Opening with Ohm, the first of many songs from last year's career high point, Fade, Yo La Tengo ease comfortably into a rhythmic and spacious set. Acoustic guitar, brushed drums and throbbing bass underpin their sparse, floating melodies. From Black to Blur and Is That Enough follow and the propulsive rhythms cast their spell. Locking in and zoning out, Yo La Tengo’s songs occupy strange real estate. Sublime and bewitching takes on Fog Over Frisco, Cornelia and Jane, and Tom Courtney they seem to enter the brain by a sixth sense. With a near total lack of dynamic shifts, songs drift past with distant lyrics and stumbling lead guitar parts, odd for a band celebrating their 30th year in the game.

Most of Fade that wasn’t reinterpreted in the first set is thoroughly ripped apart in the second. The odd magic continues with opener Stupid Things.

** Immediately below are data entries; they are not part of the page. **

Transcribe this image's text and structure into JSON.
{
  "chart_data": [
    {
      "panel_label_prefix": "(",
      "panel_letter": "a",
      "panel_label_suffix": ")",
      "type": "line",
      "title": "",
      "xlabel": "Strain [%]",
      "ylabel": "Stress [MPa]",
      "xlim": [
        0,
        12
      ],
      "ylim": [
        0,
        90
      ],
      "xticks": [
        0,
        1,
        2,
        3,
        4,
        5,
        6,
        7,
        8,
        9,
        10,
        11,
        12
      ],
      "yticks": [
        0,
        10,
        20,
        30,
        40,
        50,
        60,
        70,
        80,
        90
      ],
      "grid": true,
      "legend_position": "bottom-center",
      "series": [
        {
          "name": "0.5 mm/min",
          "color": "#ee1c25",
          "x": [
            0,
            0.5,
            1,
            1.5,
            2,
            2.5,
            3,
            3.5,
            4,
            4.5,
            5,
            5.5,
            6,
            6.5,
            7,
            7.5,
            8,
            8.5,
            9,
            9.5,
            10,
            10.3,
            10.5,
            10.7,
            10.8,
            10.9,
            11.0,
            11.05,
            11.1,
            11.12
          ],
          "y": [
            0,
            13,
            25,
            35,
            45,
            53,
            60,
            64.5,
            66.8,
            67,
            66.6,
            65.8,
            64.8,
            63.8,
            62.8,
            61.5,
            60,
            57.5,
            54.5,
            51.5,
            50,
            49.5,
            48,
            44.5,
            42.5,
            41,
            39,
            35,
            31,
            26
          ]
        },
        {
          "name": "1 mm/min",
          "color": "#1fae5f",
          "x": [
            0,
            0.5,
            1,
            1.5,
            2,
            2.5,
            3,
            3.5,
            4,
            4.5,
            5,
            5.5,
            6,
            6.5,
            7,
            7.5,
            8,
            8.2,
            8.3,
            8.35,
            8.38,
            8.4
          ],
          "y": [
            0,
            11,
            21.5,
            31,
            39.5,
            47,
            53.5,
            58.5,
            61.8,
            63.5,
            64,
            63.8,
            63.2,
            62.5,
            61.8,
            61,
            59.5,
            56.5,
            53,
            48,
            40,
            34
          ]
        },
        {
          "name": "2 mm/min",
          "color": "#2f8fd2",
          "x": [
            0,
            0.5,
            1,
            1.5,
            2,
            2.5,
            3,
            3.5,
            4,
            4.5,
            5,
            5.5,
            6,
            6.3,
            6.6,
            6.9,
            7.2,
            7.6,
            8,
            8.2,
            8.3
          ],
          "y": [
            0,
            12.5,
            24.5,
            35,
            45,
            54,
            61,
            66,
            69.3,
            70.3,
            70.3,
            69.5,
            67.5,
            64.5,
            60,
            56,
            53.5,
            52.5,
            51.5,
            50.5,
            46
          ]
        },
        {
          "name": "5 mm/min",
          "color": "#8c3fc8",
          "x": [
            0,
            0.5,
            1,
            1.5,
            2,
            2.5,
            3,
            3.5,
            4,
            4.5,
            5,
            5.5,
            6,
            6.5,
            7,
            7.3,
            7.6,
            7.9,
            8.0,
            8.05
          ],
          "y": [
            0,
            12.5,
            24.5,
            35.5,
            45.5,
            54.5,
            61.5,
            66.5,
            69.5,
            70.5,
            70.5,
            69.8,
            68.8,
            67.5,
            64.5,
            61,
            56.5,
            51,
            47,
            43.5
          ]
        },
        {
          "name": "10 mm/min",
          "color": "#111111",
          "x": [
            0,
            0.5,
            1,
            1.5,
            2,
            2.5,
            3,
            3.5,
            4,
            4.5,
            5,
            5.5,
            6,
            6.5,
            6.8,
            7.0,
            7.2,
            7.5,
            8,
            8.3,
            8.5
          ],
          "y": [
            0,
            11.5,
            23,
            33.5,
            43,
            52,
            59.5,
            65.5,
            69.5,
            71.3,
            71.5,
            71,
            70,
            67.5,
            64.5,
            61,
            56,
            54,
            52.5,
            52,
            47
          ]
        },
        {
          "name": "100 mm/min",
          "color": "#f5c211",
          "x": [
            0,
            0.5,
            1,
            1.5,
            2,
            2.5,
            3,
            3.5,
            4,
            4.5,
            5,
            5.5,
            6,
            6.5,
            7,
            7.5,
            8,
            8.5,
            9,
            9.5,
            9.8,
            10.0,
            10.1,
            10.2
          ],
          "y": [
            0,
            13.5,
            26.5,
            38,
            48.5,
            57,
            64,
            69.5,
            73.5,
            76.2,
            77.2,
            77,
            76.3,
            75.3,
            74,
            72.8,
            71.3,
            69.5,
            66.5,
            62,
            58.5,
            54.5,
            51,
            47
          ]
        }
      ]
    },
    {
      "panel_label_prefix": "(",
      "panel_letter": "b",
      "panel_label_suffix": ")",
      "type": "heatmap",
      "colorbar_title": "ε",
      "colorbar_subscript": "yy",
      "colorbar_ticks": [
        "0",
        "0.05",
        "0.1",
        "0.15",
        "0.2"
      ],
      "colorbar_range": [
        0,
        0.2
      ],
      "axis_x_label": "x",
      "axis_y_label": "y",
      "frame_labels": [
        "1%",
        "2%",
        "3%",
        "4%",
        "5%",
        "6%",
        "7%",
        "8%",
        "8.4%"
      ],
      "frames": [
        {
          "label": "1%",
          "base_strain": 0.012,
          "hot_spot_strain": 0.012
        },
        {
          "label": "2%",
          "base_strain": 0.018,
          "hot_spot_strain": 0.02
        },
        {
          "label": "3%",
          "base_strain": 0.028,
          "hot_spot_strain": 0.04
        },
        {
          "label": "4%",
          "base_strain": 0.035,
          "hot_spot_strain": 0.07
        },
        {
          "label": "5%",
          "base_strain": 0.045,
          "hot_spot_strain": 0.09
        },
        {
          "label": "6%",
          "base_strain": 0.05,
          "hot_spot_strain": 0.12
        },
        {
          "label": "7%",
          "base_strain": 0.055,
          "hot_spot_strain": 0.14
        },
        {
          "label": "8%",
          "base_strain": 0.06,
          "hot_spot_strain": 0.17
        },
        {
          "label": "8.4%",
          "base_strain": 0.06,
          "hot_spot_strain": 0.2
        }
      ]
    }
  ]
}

A gorgeous version of Autumn Sweater and hypnotic take on Ohm aside, this set comprises ‘songs’ that are merely suggestions for the opening minute or two before they’re reduced to a metronomic beat, three bass notes and guitarist (and cross between Ben Lee and Geoffrey Rush) Ira Kaplan’s effects-heavy free-forming. In the hands of a more sensitive (Neil Young), smarter (Robert Fripp) or bolder (Tom Verlaine) guitarist, substituting in-album subtlety for extended jams can be mesmerizing. Kaplan’s lack of imagination ages fast.

Decora, Before We Run, and new single Super Kiwi are all deconstructed in this ultimately disappointing way that only highlights the importance of production and editing in their recordings. Instrumental parts, vocal melodies, and lyrics – the pieces are wonderful, that they are sacrificed over and over for Kaplan’s aimless rambling is frustrating. Closing with a mammoth take of I Heard You Looking, its phenomenally evocative riff highlights the strongest and laziest traits of this most obdurate of bands.